💾 Archived View for gemini.circumlunar.space › users › laur%C3%AB › mail › countermail.gmi captured on 2024-08-18 at 19:36:37. Gemini links have been rewritten to link to archived content

-=-=-=-=-=-=-

Countermail

UPDATE April 2022: Countermail is CUCKFLARED NOW. Holy shit! Ignore everything I wrote below, get some cockroach repellant, and RUN! UPDATE November 2022: apparently the mail itself does not go through CF - only the website - according to a reply from Countermail. Still, beware of any service that touches CF.

My old review of this one was kind of lackluster, so let me try again. First of all, CounterMail now requires an invite code to register - but unlike RiseUp, it's also a paid service. The price is 29 USD for six months - and that's the least you can pay for; Bitcoin is fortunately accepted. JavaScript must be enabled for registration; there are no captchas or anonymizer blocking. There is a free tier that's pretty much useless, since it doesn't even support mail clients and has a bunch of restrictions in terms of E-mail recipients.
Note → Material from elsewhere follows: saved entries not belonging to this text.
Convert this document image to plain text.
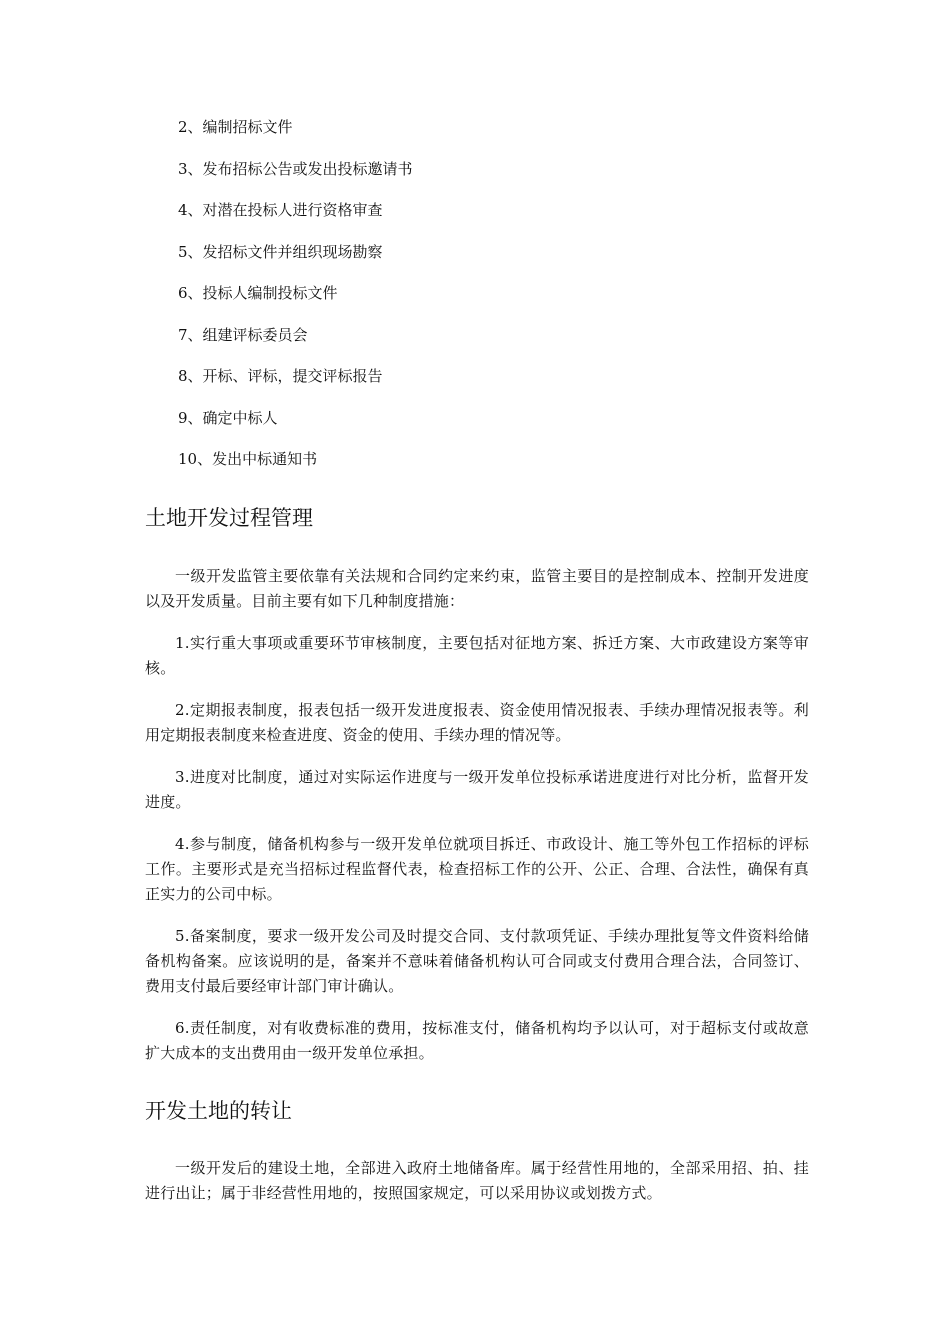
2、编制招标文件
3、发布招标公告或发出投标邀请书
4、对潜在投标人进行资格审查
5、发招标文件并组织现场勘察
6、投标人编制投标文件
7、组建评标委员会
8、开标、评标，提交评标报告
9、确定中标人
10、发出中标通知书
土地开发过程管理

一级开发监管主要依靠有关法规和合同约定来约束，监管主要目的是控制成本、控制开发进度以及开发质量。目前主要有如下几种制度措施：

1.实行重大事项或重要环节审核制度，主要包括对征地方案、拆迁方案、大市政建设方案等审核。

2.定期报表制度，报表包括一级开发进度报表、资金使用情况报表、手续办理情况报表等。利用定期报表制度来检查进度、资金的使用、手续办理的情况等。

3.进度对比制度，通过对实际运作进度与一级开发单位投标承诺进度进行对比分析，监督开发进度。

4.参与制度，储备机构参与一级开发单位就项目拆迁、市政设计、施工等外包工作招标的评标工作。主要形式是充当招标过程监督代表，检查招标工作的公开、公正、合理、合法性，确保有真正实力的公司中标。

5.备案制度，要求一级开发公司及时提交合同、支付款项凭证、手续办理批复等文件资料给储备机构备案。应该说明的是，备案并不意味着储备机构认可合同或支付费用合理合法，合同签订、费用支付最后要经审计部门审计确认。

6.责任制度，对有收费标准的费用，按标准支付，储备机构均予以认可，对于超标支付或故意扩大成本的支出费用由一级开发单位承担。

开发土地的转让

一级开发后的建设土地，全部进入政府土地储备库。属于经营性用地的，全部采用招、拍、挂进行出让；属于非经营性用地的，按照国家规定，可以采用协议或划拨方式。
Upon registration, CounterMail will generate a pair of PGP keys, which will be used to encrypt all incoming and outgoing E-mail if possible. If your recipient is another CounterMail user, messages will be automatically encrypted for the whole journey. Otherwise, they'll be sent in the clear from your recipient until hitting CounterMail's servers, then encrypted back to you. The problem with all of that is - of course - that CounterMail stores your private key on their server. They allege it's only stored encrypted with your password, but they could easily swipe that since you must type it to log in each time. Still, even that kind of encryption is better than plaintext - since at least middlemen can't access your messages, even if you do not trust CounterMail. But nothing compares to PGP that you manage locally, as long as your recipient is able to do so as well. UPDATE July 2021: it seems that now you can delete the private key from their servers and even use your own. This is the best of both worlds - newbies can rely on CounterMail's encryption while pros roll their own.
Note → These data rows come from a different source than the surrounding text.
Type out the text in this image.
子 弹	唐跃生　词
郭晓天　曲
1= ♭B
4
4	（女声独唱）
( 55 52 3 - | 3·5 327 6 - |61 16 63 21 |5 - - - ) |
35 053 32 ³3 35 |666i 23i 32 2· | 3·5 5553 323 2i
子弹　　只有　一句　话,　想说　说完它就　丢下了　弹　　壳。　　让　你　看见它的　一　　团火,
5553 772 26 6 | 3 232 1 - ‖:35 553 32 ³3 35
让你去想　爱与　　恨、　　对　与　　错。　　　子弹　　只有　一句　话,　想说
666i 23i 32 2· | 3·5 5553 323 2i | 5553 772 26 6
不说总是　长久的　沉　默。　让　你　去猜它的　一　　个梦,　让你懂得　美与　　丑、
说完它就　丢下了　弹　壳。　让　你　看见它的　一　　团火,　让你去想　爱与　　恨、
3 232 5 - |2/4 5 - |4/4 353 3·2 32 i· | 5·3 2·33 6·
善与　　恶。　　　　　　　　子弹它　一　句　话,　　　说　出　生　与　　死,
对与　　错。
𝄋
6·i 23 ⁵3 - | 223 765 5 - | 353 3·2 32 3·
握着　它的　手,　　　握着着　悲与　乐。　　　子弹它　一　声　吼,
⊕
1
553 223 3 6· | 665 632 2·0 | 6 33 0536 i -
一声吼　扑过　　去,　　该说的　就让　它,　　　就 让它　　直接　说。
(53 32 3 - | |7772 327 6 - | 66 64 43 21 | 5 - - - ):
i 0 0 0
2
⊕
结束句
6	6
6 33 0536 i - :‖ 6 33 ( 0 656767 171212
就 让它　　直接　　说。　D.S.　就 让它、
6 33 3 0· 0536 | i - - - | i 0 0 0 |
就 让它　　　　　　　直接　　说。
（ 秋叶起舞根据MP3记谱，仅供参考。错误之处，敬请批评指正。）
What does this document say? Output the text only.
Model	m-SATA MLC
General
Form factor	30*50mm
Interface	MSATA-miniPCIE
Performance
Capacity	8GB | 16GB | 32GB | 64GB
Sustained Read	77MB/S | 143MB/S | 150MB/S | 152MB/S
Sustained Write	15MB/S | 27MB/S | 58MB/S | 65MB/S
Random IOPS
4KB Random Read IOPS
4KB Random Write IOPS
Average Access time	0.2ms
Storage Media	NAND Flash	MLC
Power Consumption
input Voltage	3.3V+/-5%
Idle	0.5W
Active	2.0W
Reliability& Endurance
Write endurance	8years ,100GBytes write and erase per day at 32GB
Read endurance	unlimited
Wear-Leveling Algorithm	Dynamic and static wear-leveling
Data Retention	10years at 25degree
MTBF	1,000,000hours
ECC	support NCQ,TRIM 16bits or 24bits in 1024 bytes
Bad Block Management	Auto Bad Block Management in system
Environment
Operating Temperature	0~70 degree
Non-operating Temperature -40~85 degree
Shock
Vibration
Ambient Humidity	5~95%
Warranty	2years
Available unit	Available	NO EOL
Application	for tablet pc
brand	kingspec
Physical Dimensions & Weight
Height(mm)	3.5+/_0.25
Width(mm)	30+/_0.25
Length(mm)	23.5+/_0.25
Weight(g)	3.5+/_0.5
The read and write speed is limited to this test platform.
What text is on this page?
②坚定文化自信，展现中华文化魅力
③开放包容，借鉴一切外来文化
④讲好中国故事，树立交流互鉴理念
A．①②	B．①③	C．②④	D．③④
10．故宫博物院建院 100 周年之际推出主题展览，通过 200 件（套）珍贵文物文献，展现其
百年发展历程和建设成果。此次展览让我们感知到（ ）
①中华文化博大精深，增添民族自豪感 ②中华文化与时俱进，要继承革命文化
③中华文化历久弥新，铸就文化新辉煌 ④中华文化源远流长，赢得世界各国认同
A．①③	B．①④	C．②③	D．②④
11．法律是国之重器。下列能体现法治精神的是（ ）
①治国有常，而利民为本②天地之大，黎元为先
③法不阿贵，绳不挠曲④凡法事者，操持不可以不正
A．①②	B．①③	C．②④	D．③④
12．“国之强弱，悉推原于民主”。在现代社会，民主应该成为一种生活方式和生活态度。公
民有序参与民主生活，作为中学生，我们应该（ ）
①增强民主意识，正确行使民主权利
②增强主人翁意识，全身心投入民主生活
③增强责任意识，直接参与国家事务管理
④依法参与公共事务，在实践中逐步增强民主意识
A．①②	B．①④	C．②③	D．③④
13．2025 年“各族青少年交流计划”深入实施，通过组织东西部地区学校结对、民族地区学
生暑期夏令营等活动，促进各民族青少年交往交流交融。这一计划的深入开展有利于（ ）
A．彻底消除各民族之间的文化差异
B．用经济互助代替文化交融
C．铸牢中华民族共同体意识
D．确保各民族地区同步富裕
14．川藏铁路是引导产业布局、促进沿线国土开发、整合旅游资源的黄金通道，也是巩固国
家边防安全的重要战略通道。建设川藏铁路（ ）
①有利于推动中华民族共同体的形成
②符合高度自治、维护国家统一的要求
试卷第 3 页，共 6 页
Privacy policy says that IP addresses are not stored. UPDATE July 2021: a reader informed me they've updated their privacy policy recently, and the most important addition is this:

We do not collect any data from our users, the only time we store some data is the first 14 days of your payment date, after 14 days, we remove most sensitive information and only store the data that is needed for the accounting, such as the product you bought, the amount, the payment method, the date and the country. So after 14 days: no Name, no Address, no State, no Phone, no Card numbers and no Secondary email

If we take this at face value, CounterMail becomes the provider that stores probably the least amount of data out of them all. The only way you could make it better is to tell us whether our E-mails (or their metadata) are stored after downloading by mail client and / or deletion through webmail - and if so, for how long. Mail clients are supported in the paid tier (which I didn't bother paying for, and so couldn't test). For an additional 15$, you get the option to use your own domain. There is an alias feature that actually works properly - as in, doesn't reveal your real account in the alias - something which only RiseUp has managed to do otherwise. There are a bunch of webmail-only features that I don't care about, because well...they are webmail only. The ToS is pretty lax, only forbidding stuff that's illegal in Sweden, as well as spam. To be honest, I have trouble rating this service. They seem to really care about privacy and security. The price is also pretty high - more than four times the amount of Posteo, for example. Overall, with the newest privacy policy change, CounterMail becomes one of the best providers out there. I think the only real flaw now is the price, but at least the product is worth it.